L'entreprise est ambitieuse, pour ne pas dire titanesque: réunir 13 acteurs - et pas les moindres! - pour composer un spectacle livrant la fabuleuse histoire de l'humanité, par la voix des divinités. Les exilés de la lumière est née de la plume de Lise Vaillancourt en 1991, à la demande du comité organisateur des fêtes du 350e anniversaire de Montréal. Après plusieurs années de dormance, cette cosmogonie verra enfin la lumière à Espace Libre.

«Un grand divertissement pour des temps sombres.» Lise Vaillancourt avait cette ambition en tête lorsqu'elle a écrit Les exilés de la lumière, en 1991. «C'est drôle que la pièce soit jouée ces temps-ci, parce qu'on est en plein dans le même climat.»

À travers la Révolution tranquille ou la rébellion de 1837, celle qui écrit pour le théâtre depuis 27 ans trace la cosmogonie d'une épopée divine. Rien de moins. «J'avais envie de parler des grands thèmes de l'amour, de la mort, pourquoi on arrive ici, pourquoi on vit, pourquoi on meurt, ce que cela signifie d'aimer sur terre», résume Lise Vaillancourt, dans les bureaux d'Espace Libre.

Shakespearienne a été l'influence qui a habité Lise Vaillancourt, pendant l'écriture de cette fresque où les dieux sont à l'image des hommes.
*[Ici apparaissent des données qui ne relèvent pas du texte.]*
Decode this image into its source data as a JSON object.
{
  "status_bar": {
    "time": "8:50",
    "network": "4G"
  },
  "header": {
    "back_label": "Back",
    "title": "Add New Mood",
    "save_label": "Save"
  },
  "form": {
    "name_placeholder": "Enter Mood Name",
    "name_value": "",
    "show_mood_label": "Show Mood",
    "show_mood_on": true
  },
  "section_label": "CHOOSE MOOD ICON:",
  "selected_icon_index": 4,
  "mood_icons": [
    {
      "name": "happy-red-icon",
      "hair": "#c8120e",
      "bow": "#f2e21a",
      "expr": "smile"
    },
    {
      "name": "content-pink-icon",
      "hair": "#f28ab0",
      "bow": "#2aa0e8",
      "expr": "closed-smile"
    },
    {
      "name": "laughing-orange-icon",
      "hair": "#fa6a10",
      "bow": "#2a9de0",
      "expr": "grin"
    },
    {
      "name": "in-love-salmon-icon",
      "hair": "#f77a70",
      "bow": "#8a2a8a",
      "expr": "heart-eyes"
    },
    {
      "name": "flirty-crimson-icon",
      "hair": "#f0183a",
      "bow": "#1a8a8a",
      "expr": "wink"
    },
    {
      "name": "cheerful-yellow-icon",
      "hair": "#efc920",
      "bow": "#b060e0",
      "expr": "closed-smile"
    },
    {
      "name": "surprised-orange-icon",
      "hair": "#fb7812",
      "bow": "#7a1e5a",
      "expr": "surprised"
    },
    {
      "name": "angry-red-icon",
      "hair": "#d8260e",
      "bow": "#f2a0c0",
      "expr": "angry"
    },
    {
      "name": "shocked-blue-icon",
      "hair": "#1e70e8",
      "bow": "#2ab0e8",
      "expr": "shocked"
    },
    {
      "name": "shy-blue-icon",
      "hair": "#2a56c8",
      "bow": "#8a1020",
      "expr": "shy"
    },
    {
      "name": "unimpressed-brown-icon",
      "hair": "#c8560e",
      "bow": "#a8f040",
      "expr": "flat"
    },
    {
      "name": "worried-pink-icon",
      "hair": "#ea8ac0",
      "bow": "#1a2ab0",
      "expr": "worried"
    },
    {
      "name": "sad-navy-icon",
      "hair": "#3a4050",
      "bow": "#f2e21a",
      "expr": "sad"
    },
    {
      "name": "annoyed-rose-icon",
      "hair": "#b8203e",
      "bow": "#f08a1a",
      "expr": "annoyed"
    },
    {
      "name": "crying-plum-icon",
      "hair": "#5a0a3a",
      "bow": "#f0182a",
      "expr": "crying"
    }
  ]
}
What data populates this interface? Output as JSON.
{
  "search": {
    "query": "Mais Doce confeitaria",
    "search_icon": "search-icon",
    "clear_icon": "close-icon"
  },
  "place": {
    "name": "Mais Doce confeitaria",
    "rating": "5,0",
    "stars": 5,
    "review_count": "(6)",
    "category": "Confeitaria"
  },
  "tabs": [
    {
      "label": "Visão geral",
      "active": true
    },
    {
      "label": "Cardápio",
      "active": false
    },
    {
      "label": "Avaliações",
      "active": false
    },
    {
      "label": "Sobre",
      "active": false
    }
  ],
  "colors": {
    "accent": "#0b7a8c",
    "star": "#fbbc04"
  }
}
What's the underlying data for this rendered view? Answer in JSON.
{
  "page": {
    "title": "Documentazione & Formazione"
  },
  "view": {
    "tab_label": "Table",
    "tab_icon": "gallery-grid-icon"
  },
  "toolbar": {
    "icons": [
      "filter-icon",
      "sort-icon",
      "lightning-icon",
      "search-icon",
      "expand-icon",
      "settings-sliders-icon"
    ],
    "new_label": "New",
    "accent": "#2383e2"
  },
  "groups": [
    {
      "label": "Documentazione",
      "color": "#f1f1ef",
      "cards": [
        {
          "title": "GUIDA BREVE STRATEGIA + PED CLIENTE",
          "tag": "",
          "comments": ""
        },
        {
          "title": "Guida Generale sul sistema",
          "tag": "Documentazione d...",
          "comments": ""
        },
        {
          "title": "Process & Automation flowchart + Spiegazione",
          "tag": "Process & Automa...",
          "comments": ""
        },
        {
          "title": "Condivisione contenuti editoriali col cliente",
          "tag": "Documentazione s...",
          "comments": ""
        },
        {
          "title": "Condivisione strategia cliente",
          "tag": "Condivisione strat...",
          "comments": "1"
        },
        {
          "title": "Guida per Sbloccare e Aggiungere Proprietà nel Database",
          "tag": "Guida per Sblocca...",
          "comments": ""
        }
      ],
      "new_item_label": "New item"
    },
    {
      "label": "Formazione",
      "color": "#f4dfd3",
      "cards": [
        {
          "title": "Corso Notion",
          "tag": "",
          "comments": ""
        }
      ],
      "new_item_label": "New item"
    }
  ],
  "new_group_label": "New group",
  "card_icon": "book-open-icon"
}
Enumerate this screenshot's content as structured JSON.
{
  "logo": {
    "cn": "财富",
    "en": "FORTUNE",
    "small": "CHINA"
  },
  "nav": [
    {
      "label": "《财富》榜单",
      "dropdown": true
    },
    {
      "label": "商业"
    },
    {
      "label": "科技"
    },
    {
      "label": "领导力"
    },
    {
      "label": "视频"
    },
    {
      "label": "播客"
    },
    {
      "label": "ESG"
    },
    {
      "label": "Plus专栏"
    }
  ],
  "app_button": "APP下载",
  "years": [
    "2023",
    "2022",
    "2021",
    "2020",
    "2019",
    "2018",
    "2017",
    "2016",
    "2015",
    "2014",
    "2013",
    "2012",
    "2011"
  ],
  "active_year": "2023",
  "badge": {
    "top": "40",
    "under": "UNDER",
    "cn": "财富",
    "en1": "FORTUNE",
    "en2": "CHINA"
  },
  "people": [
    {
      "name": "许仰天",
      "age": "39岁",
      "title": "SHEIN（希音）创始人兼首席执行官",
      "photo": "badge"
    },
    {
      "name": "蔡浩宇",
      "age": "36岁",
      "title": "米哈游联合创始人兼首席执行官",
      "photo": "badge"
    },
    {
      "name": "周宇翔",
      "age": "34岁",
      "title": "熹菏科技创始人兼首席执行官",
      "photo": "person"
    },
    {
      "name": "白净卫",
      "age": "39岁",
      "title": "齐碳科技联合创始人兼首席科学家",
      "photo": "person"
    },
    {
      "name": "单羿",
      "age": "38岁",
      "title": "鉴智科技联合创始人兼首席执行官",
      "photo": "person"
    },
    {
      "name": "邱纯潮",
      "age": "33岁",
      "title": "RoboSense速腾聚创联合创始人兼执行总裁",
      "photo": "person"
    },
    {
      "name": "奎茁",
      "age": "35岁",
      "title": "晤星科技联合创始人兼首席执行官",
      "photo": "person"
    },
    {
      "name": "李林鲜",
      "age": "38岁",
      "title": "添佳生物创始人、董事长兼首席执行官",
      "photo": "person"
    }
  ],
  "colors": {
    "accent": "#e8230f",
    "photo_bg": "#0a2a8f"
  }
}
Des castes de divinités et d'anges évoquent les grands thèmes de l'humanité, en prenant comme véhicules un clochard, un mineur et un poète qui vit une peine d'amour et écrit la nuit.

«Pour incarner la Révolution tranquille, j'ai imaginé les traits d'une jeune adolescente endormie. Et l'amour à notre époque est incarné par un jeune Cupidon qui a vieilli, qui est poqué.»

Vision nocturne

La nuit est le personnage principal des Exilés de la lumière, souligne Lise Vaillancourt, qui a voulu par cette pièce traduire la faculté extraordinaire que possèdent les êtres de se raconter l'aventure humaine.

«C'est par la nuit que toute cette histoire commence. C'est à cause d'elle que le ciel se dépeuple, que les anges descendent sur terre...»

Alors que Bob de René-Daniel Dubois vient de tirer sa révérence au Théâtre d'Aujourd'hui, la comparaison est inévitable entre le destin des Exilés de la lumière et la pièce-événement de RDD qui, elle aussi, a vu le jour en 1991. «J'ai connu René-Daniel Dubois à l'époque où il commençait à écrire Bob. Je ne sais pas ce qui est arrivé cette année-là, où nous avons tous les deux écrit des pièces qui nous ont traversés et suivis pendant un certain temps, qui portent nos compréhensions.»

La cosmogonie de Lise Vaillancourt a connu plusieurs revers, avant de finalement voir le jour. Le projet de le monter à l'occasion du 350e de Montréal a avorté. La pièce a eu du succès lors de sa mise en lecture en 1993 au Festival des francophonies de Limousin. Forte de cette réponse enthousiaste, Lise Vaillancourt est allée frapper aux portes des théâtres montréalais avec ce texte pour un minimum de 13 acteurs. Une initiative qui lui a valu de chaleureux refus. «Quatre lieux, une quinzaine d'acteurs, cela coûtait trop cher», évoque-t-elle.

C'est finalement en créant sa propre compagnie, en comptant sur l'appui de son ami Olivier Choinière et en s'associant au metteur en scène Geoffrey Gaquère que le miracle a eu lieu. «Nous avons aussi une réponse extraordinaire des acteurs et d'Olivier Kemeid, qui nous accueille en codiffusion à Espace Libre.»

Les Émilie Bibeau, Carl Béchard, Mathieu Bolduc, Markita Boies et une dizaine d'autres courageux se sont donnés sans compter pour que se matérialise cette fresque qui habite Lise Vaillancourt depuis 17 ans. Après tout, ce n'est pas tous les jours qu'on a l'occasion de refaire le monde...

Les exilés de la lumière, texte de Lise Vaillancourt, dans une mise en scène de Geoffrey Gaquère, du 10 au 20 décembre à Espace Libre.